あたたかな抱擁
フェルに先導されて辿り着いたのは……お父様の執務室?
お兄様の身に何かがあって、この場所が使われる可能性……、ッ!? まさか!?
嫌だ! 嘘だっ! そんなはずないっ!
お兄様が死んだなんて……、そんなのっ!
絶対に認めない!!!
「お兄様はっ!?」
バタンッ! と大きな音を立てて部屋に転がり込んだ。
果たして、そこには――。
「……ソフィア? どうしたんだい?」
驚いてこちらを振り返るお兄様がいた。
私を見つめる優しい眼差しもいつも通り。
最近また背が伸びて、スラリとしてきた立ち姿も見慣れたものだ。
腕を組んで、何かを話していたようだけど………………どう見ても無事だね?
「……えっと」
五体満足で見るからに健康優良児。
完全にいつものお兄様です。どう見ても緊急性なさそう。
やがて視界に入ってきた部屋にはお父様とお母様もいたようで、驚きつつも私の様子に何事かと逆に神経を尖らせていた。
やめて。そんな目で見ないで。
ごめんなさい違うんです。
多分あの、また勘違いというか先走ったと申しますか、えっとその……。
「……フェルぅ?」
「キュッ!?」
キュッじゃないよ、まったくまったく!
なんて勘違いをさせるんだい!
寿命が縮むかと思ったよ! いや、もう完全に縮んだね! 三日は縮んだね! 一体どうしてくれるんだい!?

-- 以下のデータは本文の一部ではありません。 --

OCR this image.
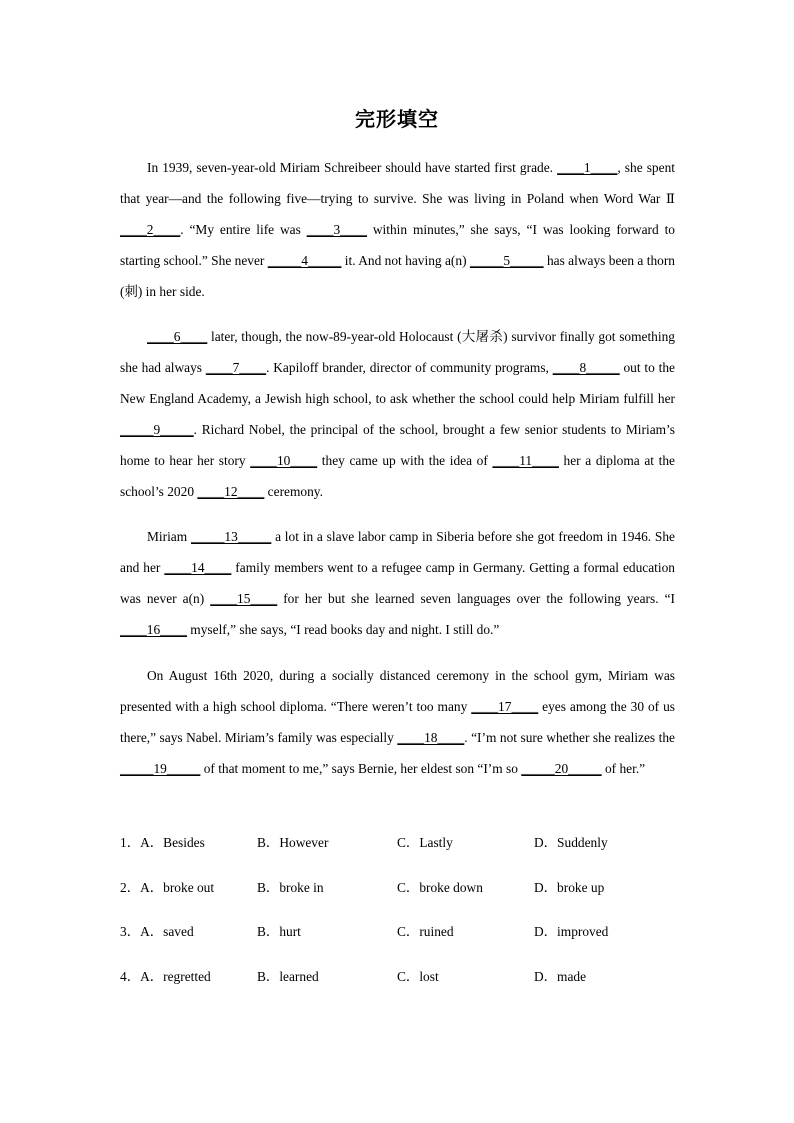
完形填空

In 1939, seven-year-old Miriam Schreibeer should have started first grade. ____1____, she spent that year—and the following five—trying to survive. She was living in Poland when Word War Ⅱ ____2____. “My entire life was ____3____ within minutes,” she says, “I was looking forward to starting school.” She never _____4_____ it. And not having a(n) _____5_____ has always been a thorn (刺) in her side.

____6____ later, though, the now-89-year-old Holocaust (大屠杀) survivor finally got something she had always ____7____. Kapiloff brander, director of community programs, ____8_____ out to the New England Academy, a Jewish high school, to ask whether the school could help Miriam fulfill her _____9_____. Richard Nobel, the principal of the school, brought a few senior students to Miriam’s home to hear her story ____10____ they came up with the idea of ____11____ her a diploma at the school’s 2020 ____12____ ceremony.

Miriam _____13_____ a lot in a slave labor camp in Siberia before she got freedom in 1946. She and her ____14____ family members went to a refugee camp in Germany. Getting a formal education was never a(n) ____15____ for her but she learned seven languages over the following years. “I ____16____ myself,” she says, “I read books day and night. I still do.”

On August 16th 2020, during a socially distanced ceremony in the school gym, Miriam was presented with a high school diploma. “There weren’t too many ____17____ eyes among the 30 of us there,” says Nabel. Miriam’s family was especially ____18____. “I’m not sure whether she realizes the _____19_____ of that moment to me,” says Bernie, her eldest son “I’m so _____20_____ of her.”

1．A．Besides	B．However	C．Lastly	D．Suddenly
2．A．broke out	B．broke in	C．broke down	D．broke up
3．A．saved	B．hurt	C．ruined	D．improved
4．A．regretted	B．learned	C．lost	D．made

お兄様になにかあったって言うから、私がどれほど心配して必死に……、………………? あれ。
そういえば、「なにかあった?」とは聞いたけど「お兄様になにかあった?」とは聞いてないな。
でもでも、お兄様のところにいたフェルが緊急の知らせを寄越すんだから、お兄様の身になにかがあったと思うのが普通じゃない?
「お兄様の身に、何かがあった訳では無いのね?」
「キュウ」
申し訳なさそうに頭を垂れるフェル。
そっか……。よかった。
今頃になって実感がわいてきた。
本当に、お兄様が無事で、良かった。
「こら、ソフィア。床に座り込むなんて――」
「父様! ……母様、ソフィアは僕が見てますから」
「ええ。お願いします」
床に? あ、本当だ。
いつの間にか座り込んでたみたい。
あはは、安心したら力が抜けちゃったのかな。
へたりこんだ私に、お兄様がそっと寄り添ってくれた。
労る気持ちが詰まった、優しい抱擁。
「お兄様……」
「ソフィア。僕は大丈夫だから。心配してくれてありがとう」
本当にお兄様は優しいんだから。
これじゃあ、立場が逆じゃん。
私がお兄様を助けようって、女神様を頼ってでもって、そう覚悟してたのに、
「うぅぅ……っ」
あ、あれ? おかしいな。
泣くつもりなんか、な、無かったのに、な。
体を包み込むあたたかい温もり。
確かな存在感とお兄様の匂いに包まれ、私は声を押し殺して、泣いた。
◇◇◇
恥ずかしさでちょっと赤くなった顔で、私は事情を聞いていた。
なおお父様の頬にも赤い跡が付いていた。お母様にお仕置きされたらしい。
え? お兄様に手を繋がれてる今の状況は恥ずかしくないのかって?
私以上に恥ずかしがってるお兄様の姿が見られるなら、このくらいなんでもないね。
気にしてない風を装ってるお兄様かわいい。
「それで、フェルに呼ばれて来たんですけど、何の用ですか。緊急ですか」
ううむ。恥ずかしさからか、どうにもぶっきらぼうになっちゃうな。
ぶっちゃけ自爆なんだけど、自爆だからこそ人に当たるのは良くない。
反省しよ。
「そうだな。本来なら知ったところでどうすることも出来ないが、ソフィアがいればあるいはと思ってな」
なんか勿体つけるね。
どんなに偉そうにしたってほっぺたの赤い跡が浮気のバレた旦那みたいでちっとも怖くない。
普段もだらしないし、お父様は偉そうにするの向いてないと思う。
「アリシアの出産だが、どうも危ないかもしれないらしい」
「出産?」
出産ってなんだ? えーと、出産出産……出産んんん!?
お、お姉様が出産だと!? 妊娠報告すら聞いていませんが!?
一体どういうことなの!!
〜ソフィア入室時〜
エッテはアイリスに撫でられていた。
〜ソフィアが泣いている時〜
エッテとフェルはアイリスに撫でられていた。